Affiliation: Department of Biology, San Diego State University, San Diego, CA

Keywords:
a. neural degeneration; f. drug discovery

A wide range of potential therapeutics, including modified diets, cannabis, turmeric, and probiotics, are being examined as treatments for disorders associated with aging and neural stress. In this report, we detail a unified in vivo method to test the safety, efficacy, therapeutic dosage, and potential molecular mechanism of neuroprotective products using adult Drosophila melanogaster as a model system. This includes an integrated three-part platform that examines the impact of individual compounds and biologics on neural aging, TBI responses, and cytotoxic β-amyloid (Aβ). Adult flies were administered different dosages of cannabis-derived cannabinoids (CBD, CBN, THC), select drugs (J147, metformin, donepezil), and active and inactive biologics (LGG, IAB).
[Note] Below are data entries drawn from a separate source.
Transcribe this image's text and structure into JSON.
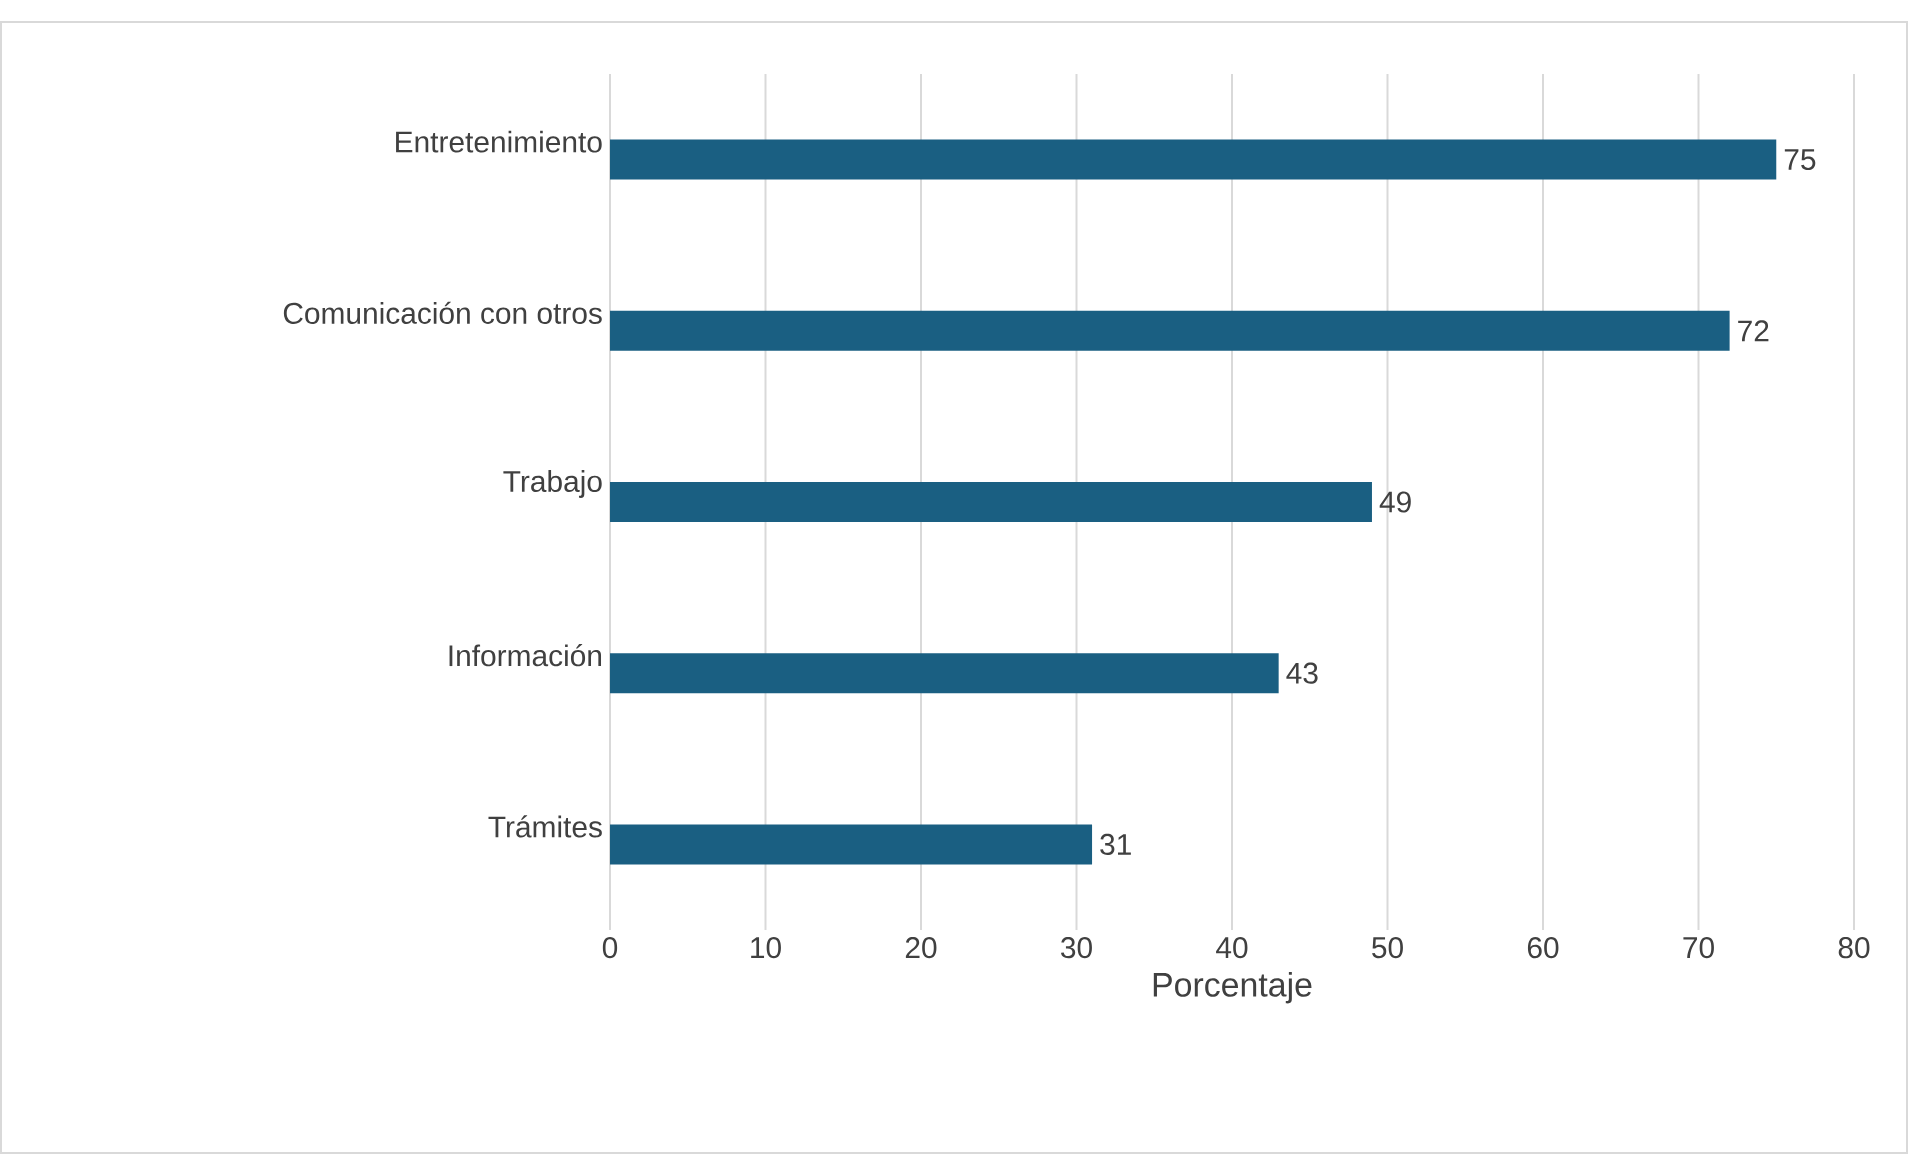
{
  "chart_data": {
    "type": "bar",
    "orientation": "horizontal",
    "xlabel": "Porcentaje",
    "categories": [
      "Entretenimiento",
      "Comunicación con otros",
      "Trabajo",
      "Información",
      "Trámites"
    ],
    "values": [
      75,
      72,
      49,
      43,
      31
    ],
    "color": "#1a5f82",
    "xlim": [
      0,
      80
    ],
    "xticks": [
      0,
      10,
      20,
      30,
      40,
      50,
      60,
      70,
      80
    ],
    "grid": "x",
    "data_labels": true
  }
}
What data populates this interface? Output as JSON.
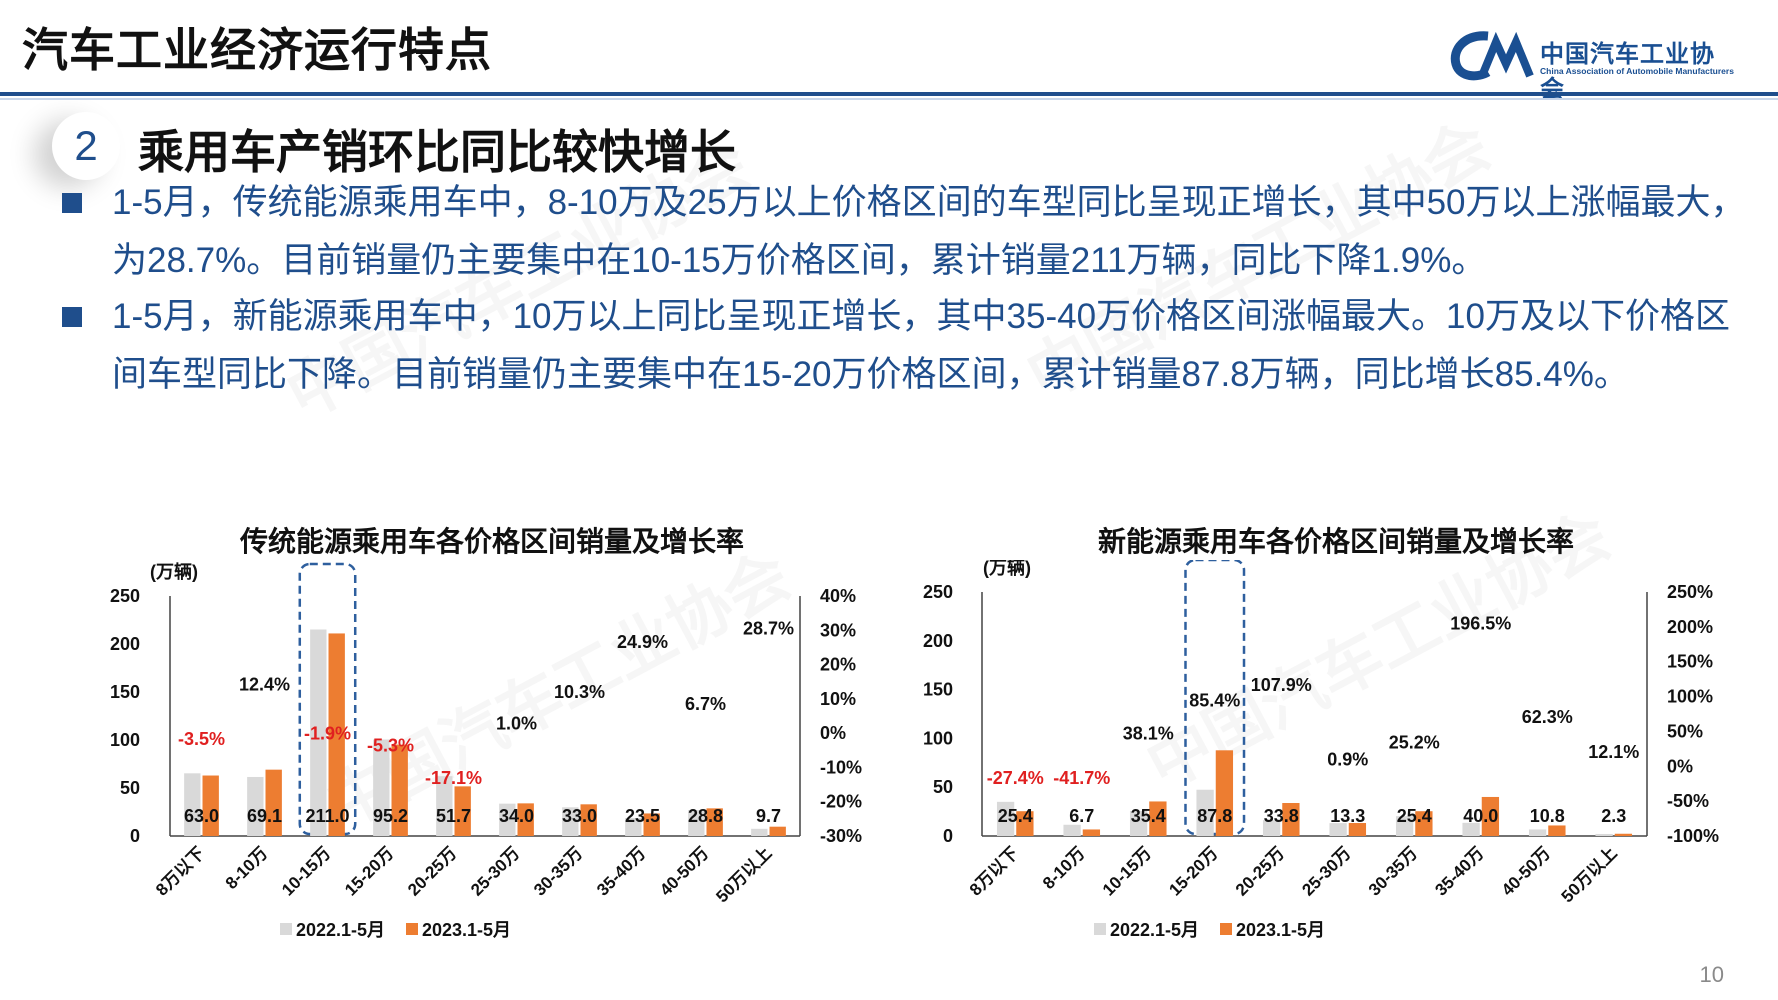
{
  "header": {
    "title": "汽车工业经济运行特点",
    "logo_cn": "中国汽车工业协会",
    "logo_en": "China Association of Automobile Manufacturers"
  },
  "section": {
    "number": "2",
    "title": "乘用车产销环比同比较快增长"
  },
  "bullets": [
    "1-5月，传统能源乘用车中，8-10万及25万以上价格区间的车型同比呈现正增长，其中50万以上涨幅最大，为28.7%。目前销量仍主要集中在10-15万价格区间，累计销量211万辆，同比下降1.9%。",
    "1-5月，新能源乘用车中，10万以上同比呈现正增长，其中35-40万价格区间涨幅最大。10万及以下价格区间车型同比下降。目前销量仍主要集中在15-20万价格区间，累计销量87.8万辆，同比增长85.4%。"
  ],
  "page_number": "10",
  "colors": {
    "bar_2022": "#d9d9d9",
    "bar_2023": "#ed7d31",
    "negative_label": "#e02020",
    "positive_label": "#111111",
    "highlight_box": "#2e5f9e",
    "brand": "#1f4e8c"
  },
  "chart_data": [
    {
      "type": "bar",
      "title": "传统能源乘用车各价格区间销量及增长率",
      "unit": "(万辆)",
      "categories": [
        "8万以下",
        "8-10万",
        "10-15万",
        "15-20万",
        "20-25万",
        "25-30万",
        "30-35万",
        "35-40万",
        "40-50万",
        "50万以上"
      ],
      "series": [
        {
          "name": "2022.1-5月",
          "values": [
            65.3,
            61.5,
            215.1,
            100.5,
            62.3,
            33.7,
            29.9,
            18.8,
            27.0,
            7.5
          ]
        },
        {
          "name": "2023.1-5月",
          "values": [
            63.0,
            69.1,
            211.0,
            95.2,
            51.7,
            34.0,
            33.0,
            23.5,
            28.8,
            9.7
          ]
        }
      ],
      "value_labels": [
        "63.0",
        "69.1",
        "211.0",
        "95.2",
        "51.7",
        "34.0",
        "33.0",
        "23.5",
        "28.8",
        "9.7"
      ],
      "growth": [
        -3.5,
        12.4,
        -1.9,
        -5.3,
        -17.1,
        1.0,
        10.3,
        24.9,
        6.7,
        28.7
      ],
      "growth_labels": [
        "-3.5%",
        "12.4%",
        "-1.9%",
        "-5.3%",
        "-17.1%",
        "1.0%",
        "10.3%",
        "24.9%",
        "6.7%",
        "28.7%"
      ],
      "ylim": [
        0,
        250
      ],
      "y_ticks": [
        "0",
        "50",
        "100",
        "150",
        "200",
        "250"
      ],
      "y2lim": [
        -30,
        40
      ],
      "y2_ticks": [
        "-30%",
        "-20%",
        "-10%",
        "0%",
        "10%",
        "20%",
        "30%",
        "40%"
      ],
      "highlight": "10-15万",
      "legend_position": "bottom"
    },
    {
      "type": "bar",
      "title": "新能源乘用车各价格区间销量及增长率",
      "unit": "(万辆)",
      "categories": [
        "8万以下",
        "8-10万",
        "10-15万",
        "15-20万",
        "20-25万",
        "25-30万",
        "30-35万",
        "35-40万",
        "40-50万",
        "50万以上"
      ],
      "series": [
        {
          "name": "2022.1-5月",
          "values": [
            35.0,
            11.5,
            25.6,
            47.4,
            16.2,
            13.2,
            20.3,
            13.5,
            6.7,
            2.1
          ]
        },
        {
          "name": "2023.1-5月",
          "values": [
            25.4,
            6.7,
            35.4,
            87.8,
            33.8,
            13.3,
            25.4,
            40.0,
            10.8,
            2.3
          ]
        }
      ],
      "value_labels": [
        "25.4",
        "6.7",
        "35.4",
        "87.8",
        "33.8",
        "13.3",
        "25.4",
        "40.0",
        "10.8",
        "2.3"
      ],
      "growth": [
        -27.4,
        -41.7,
        38.1,
        85.4,
        107.9,
        0.9,
        25.2,
        196.5,
        62.3,
        12.1
      ],
      "growth_labels": [
        "-27.4%",
        "-41.7%",
        "38.1%",
        "85.4%",
        "107.9%",
        "0.9%",
        "25.2%",
        "196.5%",
        "62.3%",
        "12.1%"
      ],
      "ylim": [
        0,
        250
      ],
      "y_ticks": [
        "0",
        "50",
        "100",
        "150",
        "200",
        "250"
      ],
      "y2lim": [
        -100,
        250
      ],
      "y2_ticks": [
        "-100%",
        "-50%",
        "0%",
        "50%",
        "100%",
        "150%",
        "200%",
        "250%"
      ],
      "highlight": "15-20万",
      "legend_position": "bottom"
    }
  ]
}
Aging studies show select dosages of several therapies preserved locomotor behaviors (negative geotaxis response, NGR) and promoted longevity, while other therapies exacerbated age-related NGR decline and reduced longevity. Pre-treatment with several therapies also helped preserve NGR profiles and promote longevity in traumatized fly cohorts. To examine the potential molecular mechanisms of these compounds, changes to the autophagy and inflammation (NF-κB) pathways were investigated in adult tissues. Several compounds impaired basal and fasting-induced autophagic flux, while others increased autophagic flux and reduced protein aggregate formation. Several therapies reduced the expression of downstream NF-κB signaling targets (antimicrobial peptides) after TBI. The impact of CBD, IAB, and Donepezil on longevity, NGR, NF-κB signaling, and autophagy were studied in flies expressing Aβ peptides. Together, these studies showed that these compounds have a significant impact on Drosophila physiology and molecular pathways. Generally, exposure to every compound but THC had similar neuroprotective and longevity-promoting effects, while THC had a limited positive impact only following mTBI. These findings demonstrate the versatility of Drosophila as a drug discovery model system and highlight the need for future studies to clarify the molecular interactions and downstream consequences of natural products on complex biological systems and tissues.